The US data pulse was mixed and failed to reset dollar direction, leaving USD tied to the usual growth and rates narrative. ADP came in at 41k versus 50k expected and JOLTS openings dropped sharply, but quits firmed and layoffs stayed contained, consistent with a low-hire, low-fire labour market. ISM services rose to a 14-month high and prices paid remain elevated, arguing for Fed patience. With residual short-USD positioning from year-end still in the system, there is scope for short-covering support if Friday’s payrolls (66k consensus; unemployment seen at 4.5%) does not revive easing expectations.

GBP: consolidation after a momentum-led push

Sterling has retreated from fresh three-month highs against both USD and EUR as the global tone turns more defensive and safe-haven demand picks up. With little on the UK calendar in the near term, price action is being dictated by the external backdrop, particularly swings in US rates and broader risk appetite. The pullback is consistent with a market that will reward GBP in calmer conditions, but struggles to sustain rallies when volatility rises.

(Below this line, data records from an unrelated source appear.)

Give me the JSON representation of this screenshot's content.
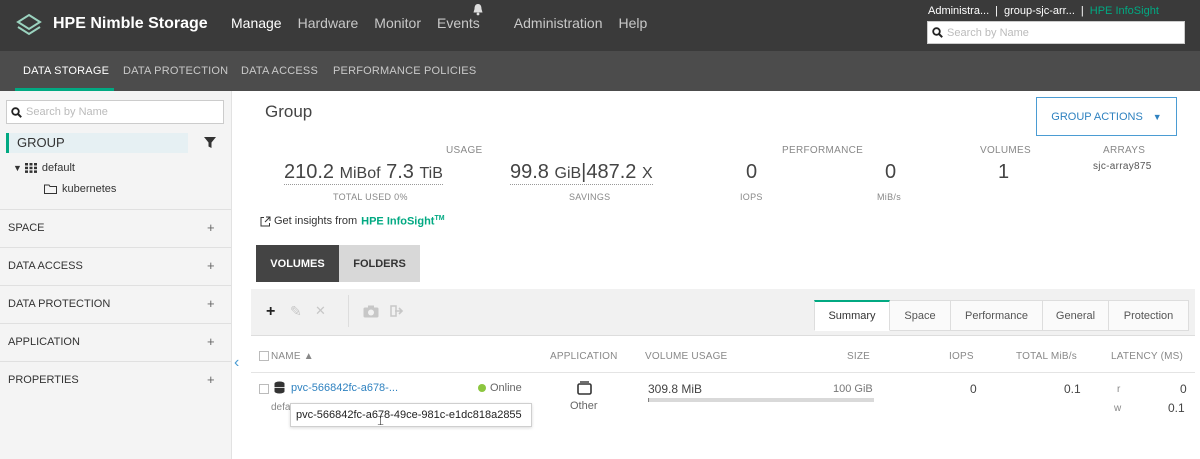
{
  "brand": {
    "name": "HPE Nimble Storage",
    "accent": "#01a982",
    "link_color": "#2f82c0"
  },
  "main_nav": [
    "Manage",
    "Hardware",
    "Monitor",
    "Events",
    "Administration",
    "Help"
  ],
  "main_nav_active": "Manage",
  "user_bar": {
    "user": "Administra...",
    "group": "group-sjc-arr...",
    "infosight": "HPE InfoSight",
    "sep": "|"
  },
  "top_search": {
    "placeholder": "Search by Name"
  },
  "sub_nav": [
    "DATA STORAGE",
    "DATA PROTECTION",
    "DATA ACCESS",
    "PERFORMANCE POLICIES"
  ],
  "sub_nav_active": "DATA STORAGE",
  "sidebar": {
    "search_placeholder": "Search by Name",
    "group_label": "GROUP",
    "tree": {
      "folder": "default",
      "child": "kubernetes"
    },
    "sections": [
      "SPACE",
      "DATA ACCESS",
      "DATA PROTECTION",
      "APPLICATION",
      "PROPERTIES"
    ],
    "plus": "+"
  },
  "page": {
    "title": "Group",
    "actions_button": "GROUP ACTIONS"
  },
  "stats": {
    "usage_head": "USAGE",
    "used_value": "210.2",
    "used_unit": "MiB",
    "of": "of",
    "total_value": "7.3",
    "total_unit": "TiB",
    "total_used_label": "TOTAL USED 0%",
    "savings_value": "99.8",
    "savings_unit": "GiB",
    "ratio_value": "487.2",
    "ratio_unit": "X",
    "savings_label": "SAVINGS",
    "performance_head": "PERFORMANCE",
    "iops_value": "0",
    "iops_label": "IOPS",
    "mibs_value": "0",
    "mibs_label": "MiB/s",
    "volumes_head": "VOLUMES",
    "volumes_value": "1",
    "arrays_head": "ARRAYS",
    "arrays_value": "sjc-array875"
  },
  "insight": {
    "text": "Get insights from",
    "link": "HPE InfoSight",
    "tm": "TM"
  },
  "view_toggle": {
    "volumes": "VOLUMES",
    "folders": "FOLDERS"
  },
  "toolbar": {
    "add": "+",
    "edit": "✎",
    "delete": "✕",
    "snapshot": "📷",
    "move": "➦"
  },
  "detail_tabs": [
    "Summary",
    "Space",
    "Performance",
    "General",
    "Protection"
  ],
  "detail_tab_active": "Summary",
  "table": {
    "headers": {
      "name": "NAME",
      "application": "APPLICATION",
      "volume_usage": "VOLUME USAGE",
      "size": "SIZE",
      "iops": "IOPS",
      "total_mibs": "TOTAL MiB/s",
      "latency": "LATENCY (MS)"
    },
    "rows": [
      {
        "name": "pvc-566842fc-a678-...",
        "folder": "defa",
        "status": "Online",
        "application": "Other",
        "usage": "309.8 MiB",
        "usage_fraction": 0.003,
        "size": "100 GiB",
        "iops": "0",
        "total_mibs": "0.1",
        "latency_r_label": "r",
        "latency_r": "0",
        "latency_w_label": "w",
        "latency_w": "0.1"
      }
    ],
    "tooltip": "pvc-566842fc-a678-49ce-981c-e1dc818a2855"
  }
}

Technical signals also point to a pause. GBP/EUR has repeatedly failed at the 200-day moving average and momentum had drifted into stretched territory earlier in the week, leaving the cross vulnerable to further near-term give-back if risk sentiment stays soft. The next domestic checkpoints are next week’s GDP release and, more importantly, the subsequent run of labour market, inflation and PMI data, which should shape expectations into the Bank of England’s February decision.

EUR: geopolitics and spreads keep the tone heavy

Euro area inflation prints were broadly in line and did little to shift the ECB story. German CPI ran soft, but the aggregate euro area reading met the 2.0% consensus, and ECB communication has lowered the market’s sensitivity to marginal undershoots. Services inflation has eased only incrementally, keeping the Governing Council comfortable with a gradual approach, even if a later dip below target, helped by lower energy, softer wages and a firmer euro, would strengthen the case for additional easing in 2026.

For EUR, geopolitics is the more immediate variable, spanning Greenland-related tensions on the western flank and the Ukraine overhang to the east. Against that backdrop, the rates impulse has edged in the dollar’s favour, with firmer US activity and sticky services pricing supporting wider spreads and nudging EUR/USD lower. Repeated failures to reclaim the 1.17 area leave the technical tone fragile, with Friday’s US labour report the key catalyst for whether the rate differential story gains traction.

Looking ahead
  • US: Challenger job cuts and weekly claims today; Supreme Court tariff ruling tomorrow; NFP on Friday is the core event risk for rates and USD.

  • Europe: Watch headlines on US-Denmark talks on Greenland and Ukraine developments.